After a memorable meeting last November, the Hoosiers and Golden Eagles reportedly would like to see more of one another.
Ben Steele of the Milwaukee Journal Sentinel appears to have been the first to report that Marquette and Indiana will play in a closed-door “secret scrimmage” on October 20.
— Ben Steele (@BenSteeleMJS) August 26, 2019
Indiana did not include any exhibition games or scrimmages in the full 2019-20 schedule that was released last month.
The Hoosiers hosted Marquette last year in connection with the 2018 Gavitt Games and had their best game of the season in a 96-73 blowout win.
The Golden Eagles played well after the Indiana loss, winning 21 of their next 24, finishing second in the Big East. They finished the season poorly however, losing six of seven including an NCAA Tournament first round loss to Murray State.

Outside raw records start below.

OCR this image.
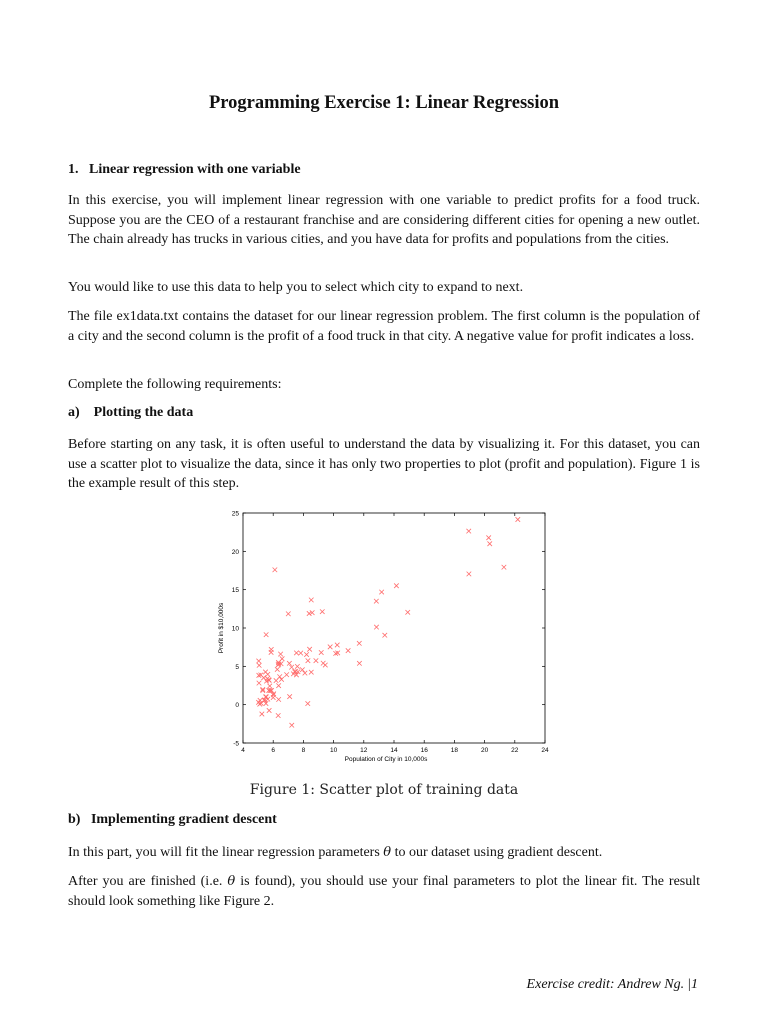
Programming Exercise 1: Linear Regression
1.   Linear regression with one variable

In this exercise, you will implement linear regression with one variable to predict profits for a food truck. Suppose you are the CEO of a restaurant franchise and are considering different cities for opening a new outlet. The chain already has trucks in various cities, and you have data for profits and populations from the cities.

You would like to use this data to help you to select which city to expand to next.

The file ex1data.txt contains the dataset for our linear regression problem. The first column is the population of a city and the second column is the profit of a food truck in that city. A negative value for profit indicates a loss.

Complete the following requirements:

a)    Plotting the data

Before starting on any task, it is often useful to understand the data by visualizing it. For this dataset, you can use a scatter plot to visualize the data, since it has only two properties to plot (profit and population). Figure 1 is the example result of this step.

4	6	8	10	12	14	16	18	20	22	24
-5
0
5
10
15
20
25
Population of City in 10,000s
Profit in $10,000s
Figure 1: Scatter plot of training data
b)   Implementing gradient descent

In this part, you will fit the linear regression parameters θ to our dataset using gradient descent.

After you are finished (i.e. θ is found), you should use your final parameters to plot the linear fit. The result should look something like Figure 2.

Exercise credit: Andrew Ng. |1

Marquette finished the season with a 24-10 record and a No. 33 KenPom ranking.
The Golden Eagles will return 25 point per game scorer Markus Howard along with other top contributors including Sacar Anim, Ed Morrow and Theo John.
Marquette suffered a big loss however upon receiving the news that both Sam and Joey Hauser were going to transfer to Virginia and Michigan State, respectively. The brothers combined to contribute 24.6 points, 12.5 rebounds, and 4.8 assists per game last year.
Former IU assistant coach and director of basketball operations Rob Judson is on the Marquette staff. He is a link to both programs in another way in that he served under Tom Crean, who was a head coach for both schools.
Indiana played Loyola Chicago last year in a closed scrimmage, and head coach Archie Miller appears to prefer that approach over traditional exhibition games. We are hearing that at least one more closed-door scrimmage is likely prior to the 2019-20 season.
The Daily Hoosier described the rationale for closed scrimmages last year:
So what is a secret scrimmage?
Basically, it is a preseason controlled matchup in which statistics aren’t supposed to be revealed and fans and media aren’t allowed to be present.
Many of the elite teams historically haven’t had secret scrimmages because the administration doesn’t want to give up the money for a home exhibition with fans in attendance.
More broadly, teams have been playing in these scrimmages since the early 2000’s, and back at that time (i.e. before social media) they generally were a reasonably well kept secret.
There are reasons why teams prefer the so-called secret scrimmage approach. First, it allows teams to play more evenly matched opponents than what is common for exhibition games. Second, if the opposing coaches are friendly, they can trust one another to keep any scouting reports, well, secret. The coaches can also agree to give each other certain looks that they want to work on.